With respect to FY21, our most recent forecasts indicate that revenues will likely be down a second year in a row. We haven’t seen that since the 1930s. The key point… is the uncertainty. We face extraordinary, in some ways unprecedented, challenges related to the pandemic and ones that extend beyond it, including the economy, politics, societal inequities, and pressures in higher education. Each of these forces could have an effect, in varying degrees, on the University’s financial outlook for the year.
As noted, Harvard has decided to level-fund endowment distributions during this academic year. It has also frozen most hiring, faculty searches, and other variable costs; pushed back discretionary construction projects; frozen compensation not covered by union contracts (and upper-level administrators have taken pay cuts); and implemented a retirement-incentive plan for longer-service employees, with a large incentive (a full year of salary). According to the message today from Bacow and other Harvard leaders, nearly 700 eligible staff members decided to participate; they will depart by next June 30 at the latest.
Some peer institutions, with which Harvard competes for faculty and students, have charted different paths, presumably reflecting their own distinct revenue streams, cost structures, and assessment of risk. Stanford’s budget for this fiscal year incorporates a 3 percent increase in the distribution from endowment funds supporting financial aid, so that undergraduate aid and support for doctoral students could expand a total of 9 percent. The distribution from other endowment funds will be reduced 10 percent. And a $150-million withdrawal from unrestricted endowment funds was authorized, to cope with the exigencies of the pandemic. In the aggregate, endowment funding (which provides 20 percent of revenue), will rise somewhat. The university has also laid off more than 200 employees, furloughed others, and eliminated several hundred vacant positions.
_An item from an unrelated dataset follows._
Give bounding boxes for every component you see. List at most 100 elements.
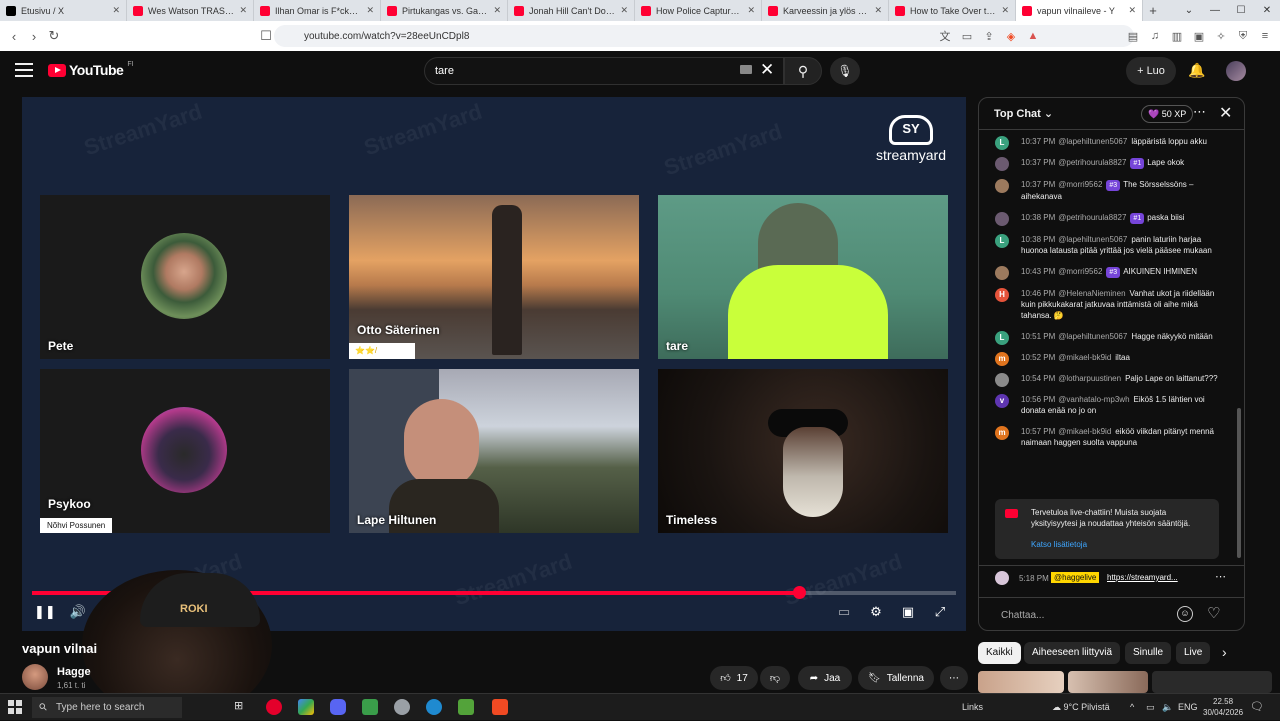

Princeton, whose endowment funds about 60 percent of operations, indicated a willingness to let its distribution rate rise to about 6 percent, from the customary, long-term 5 percent goal. The university is in the quiet phase of a very large capital campaign.
Yale, which estimated pandemic-related revenue losses and increased expenses totaling $250 million, as of late September, nonetheless reported a $125-million operating surplus for fiscal year 2020. Although university leaders expect greater financial impacts during the current year than in the prior one, Yale has determined, in light of its surplus and cost disciplines, to “partially” lift a faculty-hiring freeze: it will approve “at least 60 new and continuing faculty searches” this year. It will also grant a 1.5 percent salary adjustment to all faculty and managerial/professional staff members earning less than $85,000 per year, effective October 1; and continue several large, high-profile construction projects. Even so, the community was warned that “it is still not business as usual, and we must remain prudent.” Yale, too, is in the quiet phase of a large capital campaign.
What lies in store for Harvard? Look for a full report at harvardmagazine.com as soon as the annual financial report is released. And then, as the holidays approach, look for the even more consequential announcements on what academic operations can proceed in the spring term, after the unusually long recess from campus beginning November 22 and extending to late January.